Why You Shouldn't Stop Paying Your Life Insurance Premium?
Different people may have different financial goals. However, no matter what life stage people may be in or what their individual goals may be, there is one thing that is common for everybody. And that is ensuring that their loved ones are financially protected, no matter what happens. Undoubtedly, this will be a top priority for you too. And life insurance can help you with this goal.
What is life insurance?
Life insurance is a contract formed between an individual and an insurance provider. As per this contract, the insurance provider or insurer agrees to provide a life cover to the individual. This life cover is generally valid for a specific period of time, known as the policy term. In case the individual’s demise occurs during this policy term, the insurer pays out the sum assured under the plan. These are known as the death benefits, and they are paid to the nominees mentioned in the plan.
However, if the individual survives the policy term, most life insurance plans pay out maturity benefits to the individual at the end of the policy term, when the plan matures. Term insurance is the only exception to this, since it only offers a pure life cover.
Irrespective of the kind of life insurance you buy, the insurer levies a charge called the premium, in return for the life cover and the other benefits of life insurance that you get from your policy. This premium can be paid as a one-time lump sum payment in the case of single premium plans, or as periodic payments in the case of regular premium payment or limited premium payment plans. Depending on the terms and conditions of your policy, you can choose to pay your premiums monthly, quarterly, semi-annually or annually.
But what happens if you miss a premium payment? Or if you stop paying your premiums on the due dates?
The policy will lapse when you stop paying premium
If you stop paying your premiums on time, your policy will lapse in most cases. In other words, you will no longer be eligible for all the benefits under the policy.

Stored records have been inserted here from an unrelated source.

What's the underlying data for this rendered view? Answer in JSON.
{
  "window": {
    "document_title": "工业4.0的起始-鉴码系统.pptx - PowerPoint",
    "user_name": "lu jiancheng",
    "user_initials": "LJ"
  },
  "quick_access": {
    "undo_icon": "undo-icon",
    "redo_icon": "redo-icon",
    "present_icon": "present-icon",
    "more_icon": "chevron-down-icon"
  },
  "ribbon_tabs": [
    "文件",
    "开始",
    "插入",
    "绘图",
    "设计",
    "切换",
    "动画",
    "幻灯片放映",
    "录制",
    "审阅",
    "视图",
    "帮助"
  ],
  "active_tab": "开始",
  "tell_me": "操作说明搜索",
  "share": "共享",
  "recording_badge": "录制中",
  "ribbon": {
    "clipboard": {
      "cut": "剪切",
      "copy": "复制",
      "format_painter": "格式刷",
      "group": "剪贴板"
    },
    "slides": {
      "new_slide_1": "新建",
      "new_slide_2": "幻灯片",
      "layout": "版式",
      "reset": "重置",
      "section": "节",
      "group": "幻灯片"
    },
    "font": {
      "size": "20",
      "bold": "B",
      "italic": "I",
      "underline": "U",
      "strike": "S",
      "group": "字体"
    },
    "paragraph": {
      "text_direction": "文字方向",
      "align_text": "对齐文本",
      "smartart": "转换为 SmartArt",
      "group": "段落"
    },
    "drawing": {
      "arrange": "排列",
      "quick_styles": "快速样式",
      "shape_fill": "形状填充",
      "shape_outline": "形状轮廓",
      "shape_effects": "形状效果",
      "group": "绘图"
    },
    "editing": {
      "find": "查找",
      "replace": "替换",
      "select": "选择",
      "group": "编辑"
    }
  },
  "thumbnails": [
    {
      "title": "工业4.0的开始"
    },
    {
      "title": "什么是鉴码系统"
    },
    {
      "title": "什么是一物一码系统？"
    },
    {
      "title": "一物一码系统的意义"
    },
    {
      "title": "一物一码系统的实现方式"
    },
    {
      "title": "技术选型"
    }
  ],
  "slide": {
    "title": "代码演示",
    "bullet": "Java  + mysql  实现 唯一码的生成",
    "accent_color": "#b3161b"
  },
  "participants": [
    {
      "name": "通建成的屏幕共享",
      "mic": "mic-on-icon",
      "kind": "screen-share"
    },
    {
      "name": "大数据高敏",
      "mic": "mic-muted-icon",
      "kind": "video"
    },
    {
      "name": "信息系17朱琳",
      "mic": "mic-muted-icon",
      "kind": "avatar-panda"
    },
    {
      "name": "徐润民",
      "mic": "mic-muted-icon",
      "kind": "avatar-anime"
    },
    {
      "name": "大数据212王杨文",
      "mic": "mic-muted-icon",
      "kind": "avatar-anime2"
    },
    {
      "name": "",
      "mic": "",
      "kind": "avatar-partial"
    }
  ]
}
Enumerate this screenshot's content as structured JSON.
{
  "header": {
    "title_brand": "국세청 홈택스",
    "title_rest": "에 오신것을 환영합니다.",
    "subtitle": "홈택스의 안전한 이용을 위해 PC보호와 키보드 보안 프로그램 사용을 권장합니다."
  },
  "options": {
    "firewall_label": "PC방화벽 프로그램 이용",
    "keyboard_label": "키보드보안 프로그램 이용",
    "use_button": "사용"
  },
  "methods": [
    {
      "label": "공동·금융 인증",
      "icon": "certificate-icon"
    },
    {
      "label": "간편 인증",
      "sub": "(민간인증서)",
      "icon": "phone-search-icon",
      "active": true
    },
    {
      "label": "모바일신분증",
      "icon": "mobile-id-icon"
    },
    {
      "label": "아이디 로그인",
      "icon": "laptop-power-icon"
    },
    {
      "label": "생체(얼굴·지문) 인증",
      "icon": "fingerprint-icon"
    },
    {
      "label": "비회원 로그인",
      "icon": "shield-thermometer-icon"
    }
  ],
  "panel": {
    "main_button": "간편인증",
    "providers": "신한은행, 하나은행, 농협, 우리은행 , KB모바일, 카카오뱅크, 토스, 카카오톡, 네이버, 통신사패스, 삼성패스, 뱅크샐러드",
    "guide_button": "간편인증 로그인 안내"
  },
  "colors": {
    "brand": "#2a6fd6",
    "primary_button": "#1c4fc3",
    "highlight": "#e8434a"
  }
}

Insurers understand that sometimes, for various reasons, you may miss a premium payment. And that is why your policy does not lapse right away. Your insurer will give you something known as a grace period, during which you can still pay your premium and continue to keep your policy active. Typically, this grace period is around 30 days for other frequencies and 15 days from the due date where premium payment mode is Monthly
How does it work?
Let’s take up an example to see what happens if you stop paying your premiums. Say you have purchased a life insurance policy with a policy term of 20 years, and a life cover worth Rs. 50 lakhs. You are required to pay an annual premium of Rs. 10,000 on May 1 each year. For the first 11 years, you pay your premium diligently. However, in the 12th year, you forget to make your premium payment on time.
So, the grace period will come into effect for a period of 30 days from May 1, that is, till May 30. Here is what will happen.
If you pay your premium on or before May 30:
In this case, your policy will not lapse.
If you fail to pay your premium on or before May 30:
In this case, your policy will lapse from May 31, and you will no longer be eligible for the benefits under your plan.
Why you shouldn't stop paying your life insurance premium
You should not stop paying your life insurance premium because that way, you can ensure that your policy remains active. If, on account of a missed payment, your policy does lapse, here is what could happen.
- Your family may be deprived of their financial safety net.
- If you had purchased a savings plan, your life goals will also be derailed, because you will not be eligible for the full savings from your life insurance plan any more.
- If you had purchased a ULIP, it may impact your wealth creation journey.
See how important it is to pay your premiums on time? If you want to continue enjoying the benefits of life insurance without any interruption, make sure that you set prompt reminders and pay your premiums as and when they are due. If you are afraid of missing payments, you may consider buying a single premium plan or policies with limited premium payment terms, so you can get done with paying premiums sooner than later. You can also register for an auto debit transaction/facility, so your premiums are automatically debited from your account on the due date.